The exclusionary rule doesn’t do much as it is, and the Supreme Court keeps ensuring it will do less and less with each passing year.  The Supreme Court is pulling back, still calling the foul balls and fair balls of the 4th Amendment, but reluctant to do anything about the foul balls because it finds the sole tool at its disposal– the exclusionary rule– not particularly effective in many circumstances, yet always costly.   The Supreme Court may be the ultimate arbiter of what the Constitution means, but it does not have to be the ultimate arbiter of how 4th Amendment limits are enforced.  The people, through their elected representatives, will be the ultimate arbiters of how those limits are enforced.  If we don’t care enough to ensure that constitutional limits are enforced, we can hardly expect the government or its law enforcement agents to give a damn about them either.  Will we be paralyzed as the Supreme Court continues to throw back to us a task we should take up through our legislative and executive branches– have we become that lazily reliant on the judicial branch– or do a majority of us simply not care enough to ensure that our own 4th Amendment protections have teeth?

*Anecdotally, way back in the 90’s, I was a Deputy D.A., talking to a young police officer who was about to leave police work and head to law school.  The officer had a perfectly fine reputation.  One thing he said on his way out the door of police work stuck with me.  He said his experience as a police officer was going to be very useful because, for one thing, he would know, as a lawyer, when the cops are lying — he didn’t say he would know if they are lying, but that he would know when they are lying.

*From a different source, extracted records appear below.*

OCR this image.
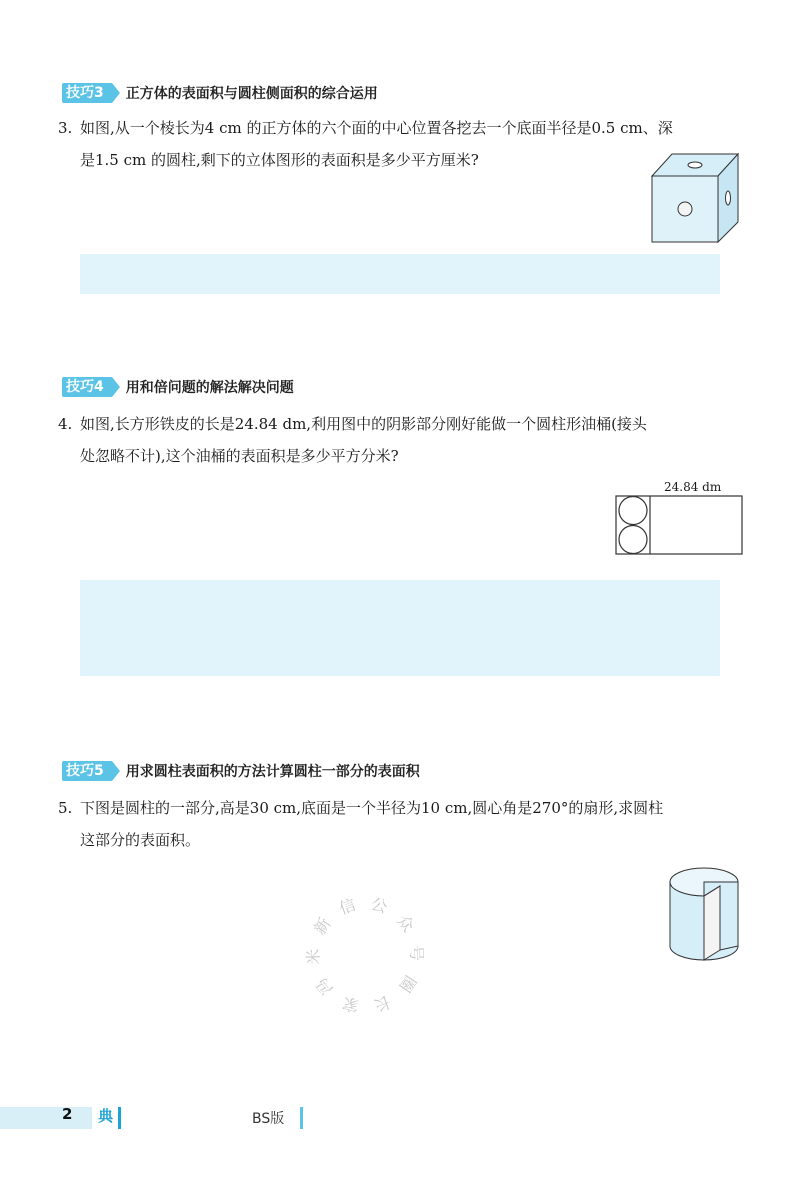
技巧3	正方体的表面积与圆柱侧面积的综合运用
3. 如图,从一个棱长为4 cm 的正方体的六个面的中心位置各挖去一个底面半径是0.5 cm、深
是1.5 cm 的圆柱,剩下的立体图形的表面积是多少平方厘米?
技巧4	用和倍问题的解法解决问题
4. 如图,长方形铁皮的长是24.84 dm,利用图中的阴影部分刚好能做一个圆柱形油桶(接头
处忽略不计),这个油桶的表面积是多少平方分米?
24.84 dm
技巧5	用求圆柱表面积的方法计算圆柱一部分的表面积
5. 下图是圆柱的一部分,高是30 cm,底面是一个半径为10 cm,圆心角是270°的扇形,求圆柱
这部分的表面积。
信 公
众
号
圈
长
家
冯
米
新
2 典	BS版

Disclaimer:  This post is not legal advice and is not to be taken as legal advice. It is for information purposes only.

Related Posts:

To Replace a Dying Exclusionary Rule

Exclusionary Rule, Part 3.


Additional Related Items:

Here’s another bit on the problem of 4th Amendment rights without remedies– really of illusory constitutional promises:


In California, it is now a felony for prosecutors to withhold or alter excuplatory evidence from the defense.  This will have an effect on prosecutors similar to the effect it would have on police to criminalize 4th Amendment violations.   California prosecutors now know if they are caught in one of these misdeeds, the consequences will be severe.  This will do a lot to erase an attitude among prosecutors of “What the hell, go for it” in the same way criminalizing the commission of a 4th Amendment violation would do a lot to rub out a similar attitude among police.  If a protection against State overreach has no teeth it’s no protection at all.